Les théologiens indiens ont d’abord pour audience les futurs cadres de l’institution catholique locale (prêtres, religieuses, quelques laïcs) puisque, comme je l’ai indiqué, la plupart d’entre eux exercent une activité de formateurs (théologie et autres disciplines, sciences sociales et indianisme en particulier). Par l’intermédiaire de leurs étudiants, leurs idées se propagent dans les diocèses et donc chez les fidèles. Elles remontent également aux autorités en place (de l’épiscopat à la papauté), mais leur influence précise sur ce milieu nécessiterait une étude particulière. Notons seulement que si la hiérarchie ecclésiale en Inde est dans son ensemble conservatrice, elle n’est pas complètement hermétique à la position des théologiens indiens; bien qu’ils aient souvent une attitude critique à son égard, elle les laisse s’exprimer, elle fait aussi appel à leur expertise. En revanche, le magistère romain critique ouvertement leurs thèses.
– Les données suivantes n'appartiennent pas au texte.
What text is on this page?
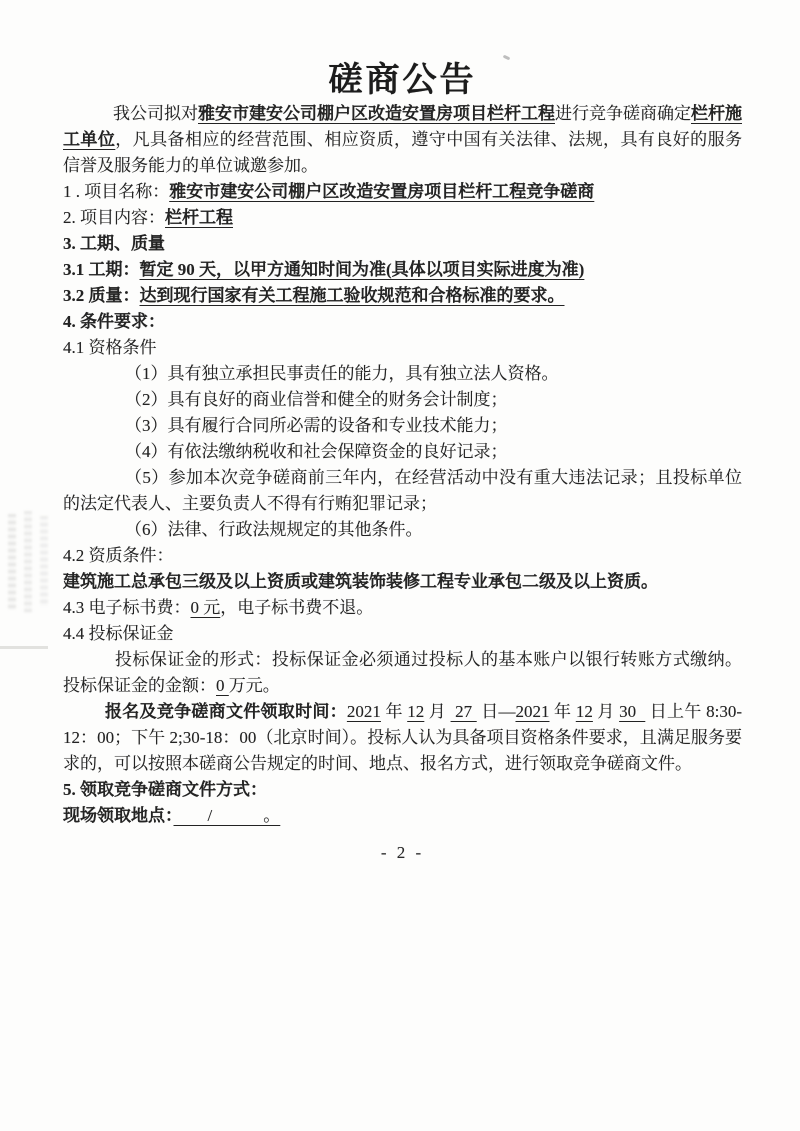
磋商公告

我公司拟对雅安市建安公司棚户区改造安置房项目栏杆工程进行竞争磋商确定栏杆施工单位，凡具备相应的经营范围、相应资质，遵守中国有关法律、法规，具有良好的服务信誉及服务能力的单位诚邀参加。

1 . 项目名称：雅安市建安公司棚户区改造安置房项目栏杆工程竞争磋商

2. 项目内容：栏杆工程

3. 工期、质量

3.1 工期：暂定 90 天，以甲方通知时间为准(具体以项目实际进度为准)

3.2 质量：达到现行国家有关工程施工验收规范和合格标准的要求。

4. 条件要求：

4.1 资格条件

（1）具有独立承担民事责任的能力，具有独立法人资格。

（2）具有良好的商业信誉和健全的财务会计制度；

（3）具有履行合同所必需的设备和专业技术能力；

（4）有依法缴纳税收和社会保障资金的良好记录；

（5）参加本次竞争磋商前三年内，在经营活动中没有重大违法记录；且投标单位的法定代表人、主要负责人不得有行贿犯罪记录；

（6）法律、行政法规规定的其他条件。

4.2 资质条件：

建筑施工总承包三级及以上资质或建筑装饰装修工程专业承包二级及以上资质。

4.3 电子标书费：0 元，电子标书费不退。

4.4 投标保证金

投标保证金的形式：投标保证金必须通过投标人的基本账户以银行转账方式缴纳。投标保证金的金额：0 万元。

报名及竞争磋商文件领取时间：2021 年 12 月  27  日—2021 年 12 月 30   日上午 8:30-12：00；下午 2;30-18：00（北京时间）。投标人认为具备项目资格条件要求，且满足服务要求的，可以按照本磋商公告规定的时间、地点、报名方式，进行领取竞争磋商文件。

5. 领取竞争磋商文件方式：

现场领取地点：　　/　　　。

- 2 -
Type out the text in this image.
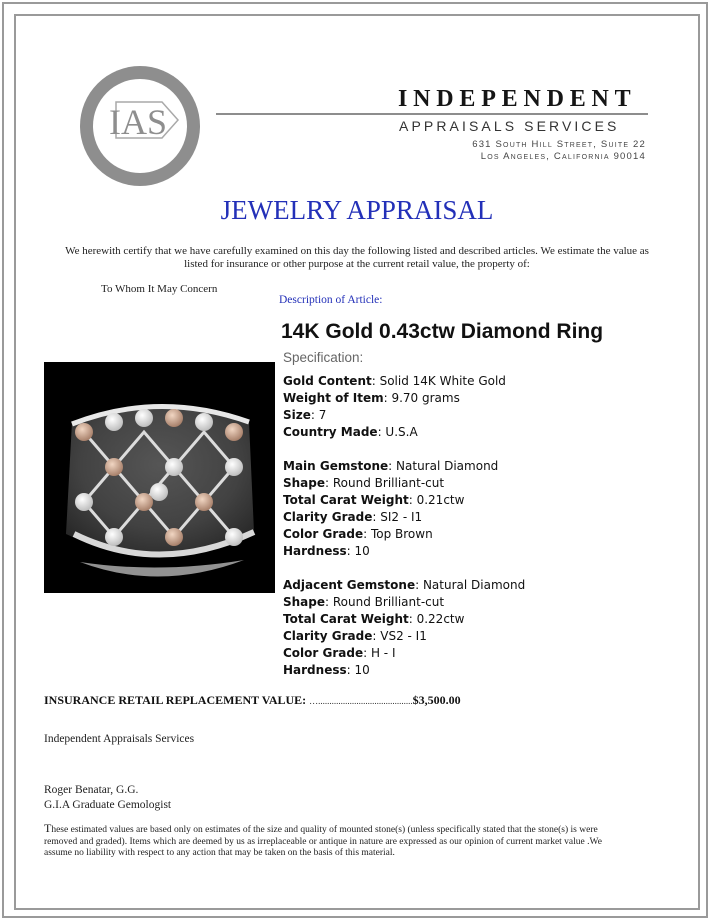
Appraisal
IAS
INDEPENDENT
APPRAISALS SERVICES
631 South Hill Street, Suite 22
Los Angeles, California 90014
JEWELRY APPRAISAL
We herewith certify that we have carefully examined on this day the following listed and described articles. We estimate the value as listed for insurance or other purpose at the current retail value, the property of:
To Whom It May Concern
Description of Article:
14K Gold 0.43ctw Diamond Ring
Specification:
Gold Content: Solid 14K White Gold
Weight of Item: 9.70 grams
Size: 7
Country Made: U.S.A
Main Gemstone: Natural Diamond
Shape: Round Brilliant-cut
Total Carat Weight: 0.21ctw
Clarity Grade: SI2 - I1
Color Grade: Top Brown
Hardness: 10
Adjacent Gemstone: Natural Diamond
Shape: Round Brilliant-cut
Total Carat Weight: 0.22ctw
Clarity Grade: VS2 - I1
Color Grade: H - I
Hardness: 10
INSURANCE RETAIL REPLACEMENT VALUE: …..........................................$3,500.00
Independent Appraisals Services
Roger Benatar, G.G.
G.I.A Graduate Gemologist
These estimated values are based only on estimates of the size and quality of mounted stone(s) (unless specifically stated that the stone(s) is were removed and graded). Items which are deemed by us as irreplaceable or antique in nature are expressed as our opinion of current market value .We assume no liability with respect to any action that may be taken on the basis of this material.
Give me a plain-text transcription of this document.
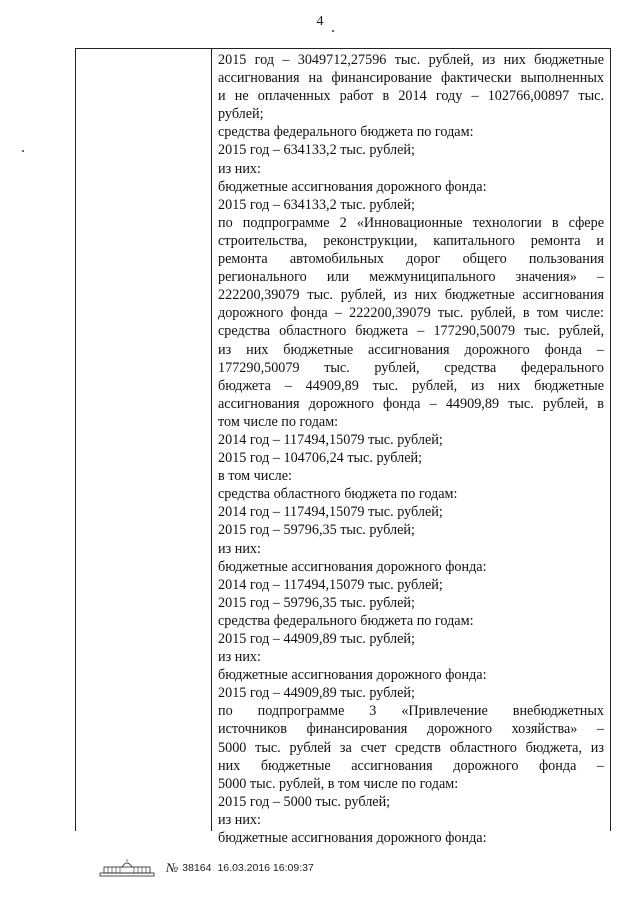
4
2015 год – 3049712,27596 тыс. рублей, из них бюджетные
ассигнования на финансирование фактически выполненных
и не оплаченных работ в 2014 году – 102766,00897 тыс.
рублей;
средства федерального бюджета по годам:
2015 год – 634133,2 тыс. рублей;
из них:
бюджетные ассигнования дорожного фонда:
2015 год – 634133,2 тыс. рублей;
по подпрограмме 2 «Инновационные технологии в сфере
строительства, реконструкции, капитального ремонта и
ремонта автомобильных дорог общего пользования
регионального или межмуниципального значения» –
222200,39079 тыс. рублей, из них бюджетные ассигнования
дорожного фонда – 222200,39079 тыс. рублей, в том числе:
средства областного бюджета – 177290,50079 тыс. рублей,
из них бюджетные ассигнования дорожного фонда –
177290,50079 тыс. рублей, средства федерального
бюджета – 44909,89 тыс. рублей, из них бюджетные
ассигнования дорожного фонда – 44909,89 тыс. рублей, в
том числе по годам:
2014 год – 117494,15079 тыс. рублей;
2015 год – 104706,24 тыс. рублей;
в том числе:
средства областного бюджета по годам:
2014 год – 117494,15079 тыс. рублей;
2015 год – 59796,35 тыс. рублей;
из них:
бюджетные ассигнования дорожного фонда:
2014 год – 117494,15079 тыс. рублей;
2015 год – 59796,35 тыс. рублей;
средства федерального бюджета по годам:
2015 год – 44909,89 тыс. рублей;
из них:
бюджетные ассигнования дорожного фонда:
2015 год – 44909,89 тыс. рублей;
по подпрограмме 3 «Привлечение внебюджетных
источников финансирования дорожного хозяйства» –
5000 тыс. рублей за счет средств областного бюджета, из
них бюджетные ассигнования дорожного фонда –
5000 тыс. рублей, в том числе по годам:
2015 год – 5000 тыс. рублей;
из них:
бюджетные ассигнования дорожного фонда:
№ 38164 16.03.2016 16:09:37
La théologie engagée indienne se répand aussi hors de l’Inde, tout particulièrement en Asie, auprès d’autres intellectuels chrétiens (pas seulement catholiques) grâce aux revues et aux réunions des associations théologiques internationales et, pour certaines, oecuméniques. Mais en Inde même, cette pensée, fort mal connue à l’extérieur du milieu chrétien, n’exerce qu’une influence minime sur les hindous. Seuls quelques hindous (communalistes ou non) sont au fait de ses thèses. Pour que ces dernières se propagent davantage, il faudrait que les théologiens indiens s’expriment dans la presse non confessionnelle, ce qu’ils ne font pas. L’influence de leur pensée estelle plus grande sur leurs coreligionnaires ? Cela reste à évaluer, mais il est sans doute encore trop tôt pour dire si elle contribue à transformer la vision de la minorité catholique sur ellemême.

Une défense chrétienne du “sécularisme”

Confrontés à la montée en puissance du hindutva, les théologiens indiens plaident pour le sécularisme et l’intégration nationale. Je pars des arguments qu’ils ont avancés lors de la réunion de décembre 1987 de Theological Association (ITA), tant dans les conclusions de leurs cinq groupes de travail que dans leur déclaration finale. Ma lecture de ce texte tient compte également du séminaire sur “le communalisme et la responsabilité des intellectuels religieux (théologiens)”, organisé en 1990 par l’équipe (jésuite) du journal Vidyajyoti. Ces documents récapitulent la plupart des positions qu’on rencontre dans le milieu étudié en les ordonnant autour du thème de la lutte contre le communalisme. Avant de les présenter, il convient de préciser qu’elles participent d’un double débat: un débat intraecclésial d’une part, un débat indien d’autre part. C’est important, car toute la difficulté des théologiens indiens tient justement au fait qu’ils sont écartelés entre les exigences contradictoires de leurs deux groupes d’interlocuteurs.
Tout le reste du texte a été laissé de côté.